Under the Liberalised Remittance Scheme, the Reserve Bank of India (RBI) has been requested to monitor card spending. (LRS).
Remittance Scheme Liberalization (LRS)
- The Reserve Bank of India (RBI) offers resident people the ability to remit funds overseas for permitted current or capital account transactions, or a combination of the two.
- The plan was launched in 2004 and has been reviewed and revised on a regular basis by the RBI.
- Residents can remit up to a certain amount in a fiscal year for permissible transactions such as schooling, travel, medical treatment, gifts, and investments in equity and debt securities, among others, under the plan.
- The present limit for LRS is USD 250,000 per fiscal year.
Qualification for LRS
- Non-residents, NRIs, persons of Indian origin (PIOs), foreign citizens with PIO status, and foreign nationals of Indian descent are all eligible for LRS.
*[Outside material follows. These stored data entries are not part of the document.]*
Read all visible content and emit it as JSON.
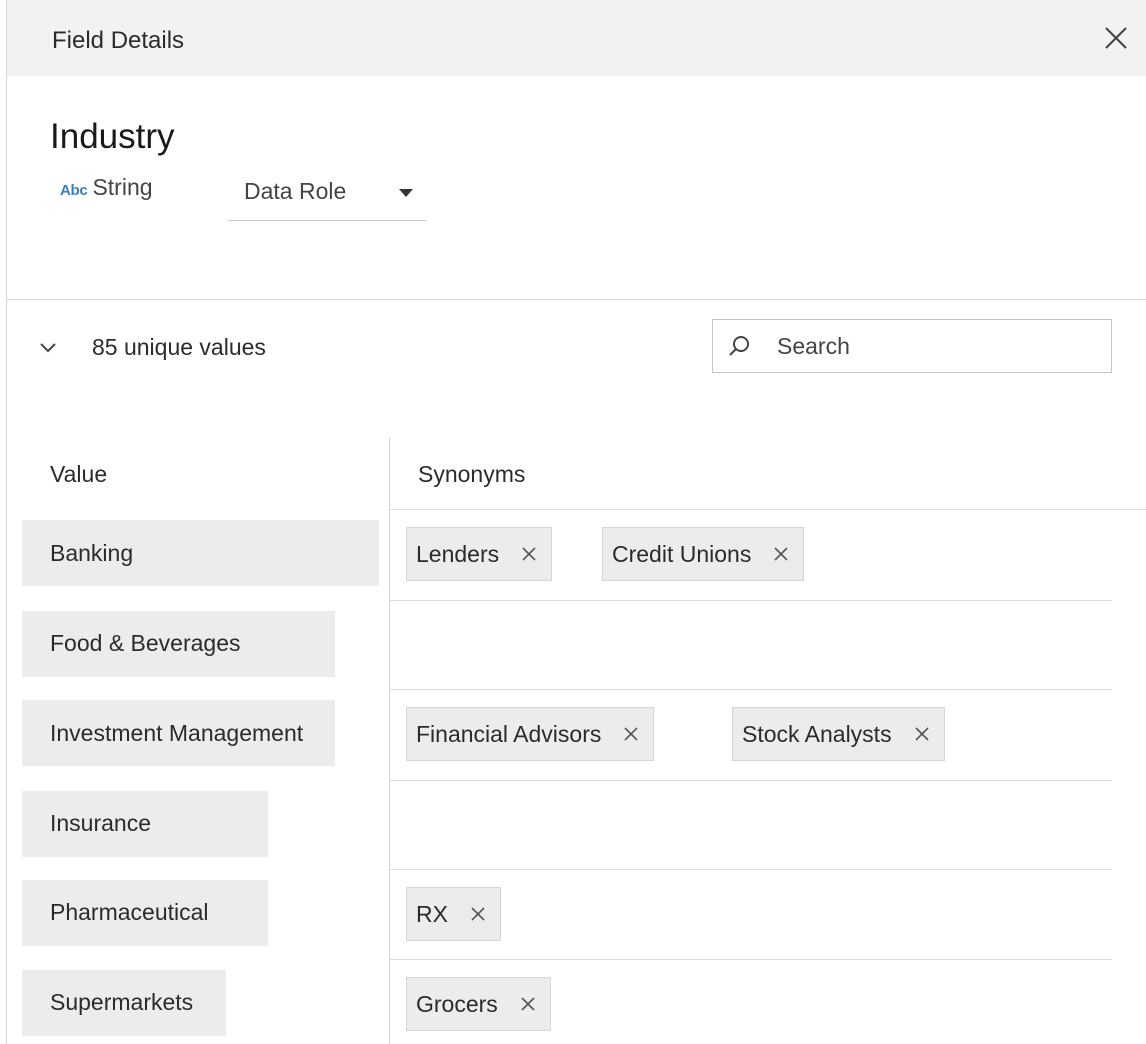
{
  "panel": {
    "title": "Field Details",
    "close_label": "close"
  },
  "field": {
    "name": "Industry",
    "type_icon_text": "Abc",
    "type_label": "String",
    "data_role_label": "Data Role"
  },
  "values_section": {
    "count_label": "85 unique values",
    "search_placeholder": "Search",
    "search_value": ""
  },
  "table": {
    "columns": [
      "Value",
      "Synonyms"
    ],
    "rows": [
      {
        "value": "Banking",
        "synonyms": [
          "Lenders",
          "Credit Unions"
        ]
      },
      {
        "value": "Food & Beverages",
        "synonyms": []
      },
      {
        "value": "Investment Management",
        "synonyms": [
          "Financial Advisors",
          "Stock Analysts"
        ]
      },
      {
        "value": "Insurance",
        "synonyms": []
      },
      {
        "value": "Pharmaceutical",
        "synonyms": [
          "RX"
        ]
      },
      {
        "value": "Supermarkets",
        "synonyms": [
          "Grocers"
        ]
      }
    ]
  },
  "icons": {
    "close": "close-icon",
    "data_role_dropdown": "caret-down-icon",
    "expand": "chevron-down-icon",
    "search": "search-icon",
    "remove_synonym": "remove-x-icon"
  },
  "colors": {
    "header_bg": "#f2f2f2",
    "value_cell_bg": "#ececec",
    "chip_bg": "#ececec",
    "type_icon": "#3a7fbf",
    "divider": "#d4d4d4"
  }
}
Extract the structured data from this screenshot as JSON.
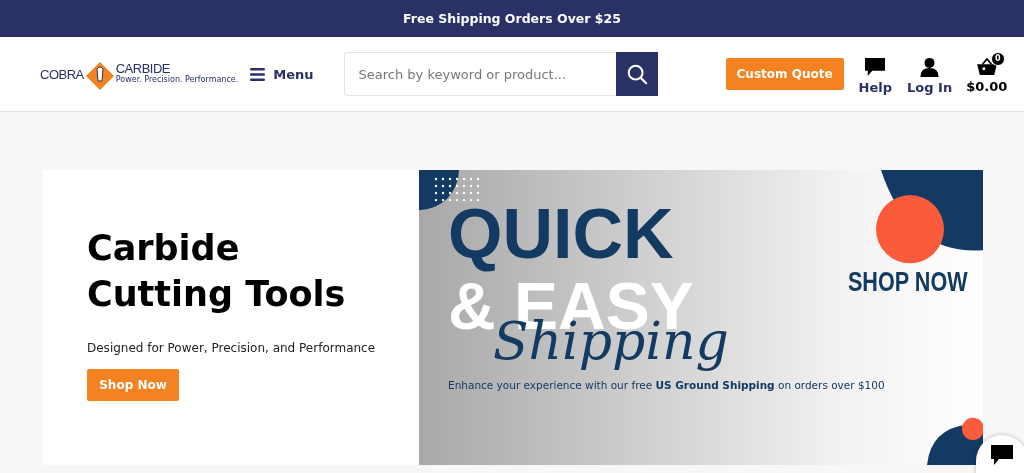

- Corporations, partnership companies, Hindu Undivided Family (HUF), Trusts, and other similar entities are NOT eligible for the Scheme.
- LRS benefits
- LRS is a simple method for transferring money between two nations that anyone can use.
- It is particularly beneficial to businesses because it allows them to transfer funds to India and investors to obtain their investments back home.
- LRS also has some additional advantages, such as quick transfer timing and no exchange rate problems.